Anatomy of a Call: Personality Conflict

As a freelance writer, excellent communication skills are par for the course. Most of us prefer email and text to telephone conversations but many companies want to discuss potential content voice-to-voice, meaning it’s essential to develop effective contract call skills: how do you know what a client really wants?

Through experience and the (occasional) mistake, I’ve found most calls come down to personality, and chances are you’ll encounter one of three common types. Here’s how to handle each one.

Fast Talkers

It’s easy to spot a fast talker: as soon as your on the call she starts rattling off industry-specific acronyms and tosses out concepts like “swim lanes and “verticals”. She’s a thought leader at her company and has a host of ideas about how to communicate the brand’s value proposition to potential clients.

The problem?

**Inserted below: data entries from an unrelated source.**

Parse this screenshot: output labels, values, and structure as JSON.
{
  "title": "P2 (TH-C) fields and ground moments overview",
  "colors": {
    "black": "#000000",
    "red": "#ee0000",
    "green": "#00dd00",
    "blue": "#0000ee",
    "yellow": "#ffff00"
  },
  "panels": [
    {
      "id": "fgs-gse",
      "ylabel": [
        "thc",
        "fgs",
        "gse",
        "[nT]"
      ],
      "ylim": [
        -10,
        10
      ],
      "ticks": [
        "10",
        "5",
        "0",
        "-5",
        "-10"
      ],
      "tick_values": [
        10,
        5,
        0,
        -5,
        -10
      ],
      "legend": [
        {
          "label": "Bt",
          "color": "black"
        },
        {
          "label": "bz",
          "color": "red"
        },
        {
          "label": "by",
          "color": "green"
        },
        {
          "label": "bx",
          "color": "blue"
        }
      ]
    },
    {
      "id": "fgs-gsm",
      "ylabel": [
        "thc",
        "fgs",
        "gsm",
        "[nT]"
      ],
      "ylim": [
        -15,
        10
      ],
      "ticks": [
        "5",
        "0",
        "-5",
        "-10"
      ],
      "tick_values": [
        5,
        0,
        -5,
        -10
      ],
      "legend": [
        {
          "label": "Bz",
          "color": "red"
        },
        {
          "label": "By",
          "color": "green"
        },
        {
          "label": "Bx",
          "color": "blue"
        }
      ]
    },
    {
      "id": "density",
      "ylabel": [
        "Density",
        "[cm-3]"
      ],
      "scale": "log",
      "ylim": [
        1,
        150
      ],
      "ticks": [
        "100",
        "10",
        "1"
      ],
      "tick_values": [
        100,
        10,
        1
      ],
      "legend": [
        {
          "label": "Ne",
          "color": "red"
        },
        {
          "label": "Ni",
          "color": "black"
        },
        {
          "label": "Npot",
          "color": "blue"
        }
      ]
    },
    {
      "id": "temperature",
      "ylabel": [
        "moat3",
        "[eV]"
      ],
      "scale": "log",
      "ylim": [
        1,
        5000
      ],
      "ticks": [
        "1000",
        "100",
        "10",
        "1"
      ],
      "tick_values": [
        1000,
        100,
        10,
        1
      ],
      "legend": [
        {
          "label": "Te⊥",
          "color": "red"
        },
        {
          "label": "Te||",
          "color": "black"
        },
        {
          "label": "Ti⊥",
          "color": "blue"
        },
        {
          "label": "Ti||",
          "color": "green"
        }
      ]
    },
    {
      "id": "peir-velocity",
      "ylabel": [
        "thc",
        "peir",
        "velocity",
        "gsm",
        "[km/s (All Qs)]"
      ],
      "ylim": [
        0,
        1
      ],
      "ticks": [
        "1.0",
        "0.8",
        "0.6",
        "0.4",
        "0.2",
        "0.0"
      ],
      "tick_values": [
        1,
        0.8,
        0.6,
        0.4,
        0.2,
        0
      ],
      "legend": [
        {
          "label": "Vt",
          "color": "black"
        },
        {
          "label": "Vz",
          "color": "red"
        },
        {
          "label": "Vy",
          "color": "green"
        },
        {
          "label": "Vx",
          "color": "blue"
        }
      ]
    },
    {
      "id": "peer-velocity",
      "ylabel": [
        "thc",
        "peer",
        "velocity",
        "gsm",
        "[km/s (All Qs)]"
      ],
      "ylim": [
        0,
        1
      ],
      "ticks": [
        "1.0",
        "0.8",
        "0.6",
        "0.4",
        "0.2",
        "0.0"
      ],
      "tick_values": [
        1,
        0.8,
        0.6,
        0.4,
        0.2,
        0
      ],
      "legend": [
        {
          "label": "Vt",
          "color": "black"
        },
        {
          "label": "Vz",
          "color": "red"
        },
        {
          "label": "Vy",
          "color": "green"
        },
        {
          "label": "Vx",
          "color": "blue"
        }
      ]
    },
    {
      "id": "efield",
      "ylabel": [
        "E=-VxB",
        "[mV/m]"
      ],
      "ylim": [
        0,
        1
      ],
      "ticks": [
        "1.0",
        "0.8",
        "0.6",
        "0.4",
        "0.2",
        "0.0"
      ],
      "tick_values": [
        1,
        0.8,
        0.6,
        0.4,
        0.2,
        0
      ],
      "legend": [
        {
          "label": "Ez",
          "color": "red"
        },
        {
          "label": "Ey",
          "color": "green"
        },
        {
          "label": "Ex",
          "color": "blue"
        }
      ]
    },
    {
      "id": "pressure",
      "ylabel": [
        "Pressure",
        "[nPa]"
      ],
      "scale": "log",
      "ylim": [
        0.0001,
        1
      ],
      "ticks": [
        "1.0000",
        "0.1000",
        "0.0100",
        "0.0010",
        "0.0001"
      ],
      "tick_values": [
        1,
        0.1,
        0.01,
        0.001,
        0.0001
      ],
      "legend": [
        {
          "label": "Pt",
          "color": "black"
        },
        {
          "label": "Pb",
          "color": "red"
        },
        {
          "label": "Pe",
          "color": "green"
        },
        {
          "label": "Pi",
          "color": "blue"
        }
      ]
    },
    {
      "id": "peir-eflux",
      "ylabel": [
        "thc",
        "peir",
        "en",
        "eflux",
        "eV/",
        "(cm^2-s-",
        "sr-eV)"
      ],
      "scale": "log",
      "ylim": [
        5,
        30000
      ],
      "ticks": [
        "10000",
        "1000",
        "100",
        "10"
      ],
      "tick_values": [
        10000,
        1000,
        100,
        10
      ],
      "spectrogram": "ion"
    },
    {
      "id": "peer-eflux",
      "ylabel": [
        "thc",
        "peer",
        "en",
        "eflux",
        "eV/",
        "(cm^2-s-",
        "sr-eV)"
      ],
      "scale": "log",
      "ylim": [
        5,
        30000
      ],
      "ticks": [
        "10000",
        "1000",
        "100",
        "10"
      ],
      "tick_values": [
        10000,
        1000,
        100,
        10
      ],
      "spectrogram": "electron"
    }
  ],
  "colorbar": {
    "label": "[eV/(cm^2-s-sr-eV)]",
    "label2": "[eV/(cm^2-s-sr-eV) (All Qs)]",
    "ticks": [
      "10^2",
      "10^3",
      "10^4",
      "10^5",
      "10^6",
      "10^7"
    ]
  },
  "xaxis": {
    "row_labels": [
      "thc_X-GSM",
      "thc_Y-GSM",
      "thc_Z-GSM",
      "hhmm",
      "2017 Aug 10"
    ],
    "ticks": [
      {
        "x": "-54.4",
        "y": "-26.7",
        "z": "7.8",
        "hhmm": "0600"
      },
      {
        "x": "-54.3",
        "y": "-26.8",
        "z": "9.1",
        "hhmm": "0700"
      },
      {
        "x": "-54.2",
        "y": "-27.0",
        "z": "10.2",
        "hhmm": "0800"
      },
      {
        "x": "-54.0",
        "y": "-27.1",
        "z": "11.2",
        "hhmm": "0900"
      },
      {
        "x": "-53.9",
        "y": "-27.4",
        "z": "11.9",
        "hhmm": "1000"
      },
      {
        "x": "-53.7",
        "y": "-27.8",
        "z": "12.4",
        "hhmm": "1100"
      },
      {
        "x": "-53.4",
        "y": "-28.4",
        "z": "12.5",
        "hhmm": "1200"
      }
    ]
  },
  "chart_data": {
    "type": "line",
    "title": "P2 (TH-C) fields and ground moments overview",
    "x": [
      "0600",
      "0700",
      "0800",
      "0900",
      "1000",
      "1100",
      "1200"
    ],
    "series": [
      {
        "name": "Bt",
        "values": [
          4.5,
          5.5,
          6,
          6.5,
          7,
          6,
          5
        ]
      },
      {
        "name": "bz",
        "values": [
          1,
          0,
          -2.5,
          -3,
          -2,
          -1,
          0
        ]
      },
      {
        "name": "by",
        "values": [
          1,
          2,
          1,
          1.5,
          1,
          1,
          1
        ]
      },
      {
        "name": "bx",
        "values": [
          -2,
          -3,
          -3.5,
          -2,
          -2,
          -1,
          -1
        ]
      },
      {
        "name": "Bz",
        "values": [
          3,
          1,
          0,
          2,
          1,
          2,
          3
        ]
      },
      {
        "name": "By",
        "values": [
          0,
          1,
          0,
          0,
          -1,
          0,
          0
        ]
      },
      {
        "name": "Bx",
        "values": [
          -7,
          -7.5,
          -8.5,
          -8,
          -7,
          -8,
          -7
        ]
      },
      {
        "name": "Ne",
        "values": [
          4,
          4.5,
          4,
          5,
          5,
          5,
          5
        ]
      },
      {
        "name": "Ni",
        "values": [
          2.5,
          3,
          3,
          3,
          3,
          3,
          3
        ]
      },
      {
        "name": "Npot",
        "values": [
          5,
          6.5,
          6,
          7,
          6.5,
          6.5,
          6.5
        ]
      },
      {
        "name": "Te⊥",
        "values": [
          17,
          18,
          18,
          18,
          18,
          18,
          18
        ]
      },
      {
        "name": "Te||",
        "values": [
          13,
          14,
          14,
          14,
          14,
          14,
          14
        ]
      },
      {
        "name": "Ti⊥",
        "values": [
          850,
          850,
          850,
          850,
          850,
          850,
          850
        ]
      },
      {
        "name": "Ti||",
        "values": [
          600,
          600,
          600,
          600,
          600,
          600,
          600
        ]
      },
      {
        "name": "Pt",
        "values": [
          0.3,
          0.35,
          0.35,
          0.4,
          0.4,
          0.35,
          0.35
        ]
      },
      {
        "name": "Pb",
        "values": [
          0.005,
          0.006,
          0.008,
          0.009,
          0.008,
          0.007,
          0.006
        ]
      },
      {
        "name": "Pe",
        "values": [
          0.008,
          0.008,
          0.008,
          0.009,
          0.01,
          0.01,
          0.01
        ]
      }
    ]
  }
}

Fast talkers don’t always have a clear vision of how best to translate the details they’re familiar with into “big story” ideas that will hook readers. As a freelancer, the goal is to drill down and find a few key points — you’ll know them when you hear them because fast talkers will keep circling around to describe them in different ways. Big takeaway? Don’t get bogged down the little stuff.

The New Guys

When you encounter the new guys, you may not know it right away. They’ll typically reach out with a specific goal in mind and come across as friendly, easy going and eager. It’s only once you get down to the details of potential content creation that you’ll hear telltale signs this is their first time hiring a freelancer.

The biggest indicator? Input. You might be asked to describe the values of a news-type blog or speak to the impact of low-key, humorous prose versus crisp, corporate pieces. And unlike the fast talker who might toss in price per piece as an afterthought or professionals who already know what they want to pay, the new guys are willing to negotiate.

For the freelancer, this means doing your homework and having a baseline price in mind. Prove you can speak to their industry, be willing to negotiate where necessary — and don’t be surprised if their first offer is under market standard. This isn’t deliberate, it’s a function of limited experience.

The Professionals

These calls are often the most straightforward. Professionals know what kind of content they want, how much of it they need and how much they’re willing to pay. They’ve hired freelancers before and have certain expectations about your abilities, time commitment to the project and how you’ll handle feedback.

The caveat? Doing exactly what the professionals expect isn’t always what they want. Ultimately, they’re hiring you on the strength and voice of your work; staying in lock-step with guidelines makes you expendable. As a result, the call is easy but the writing can be difficult — add your own spin to the professionals’ bottom line and you’ll get called back.

Want consistent, top-dollar work? Know who you’re talking to, and react accordingly.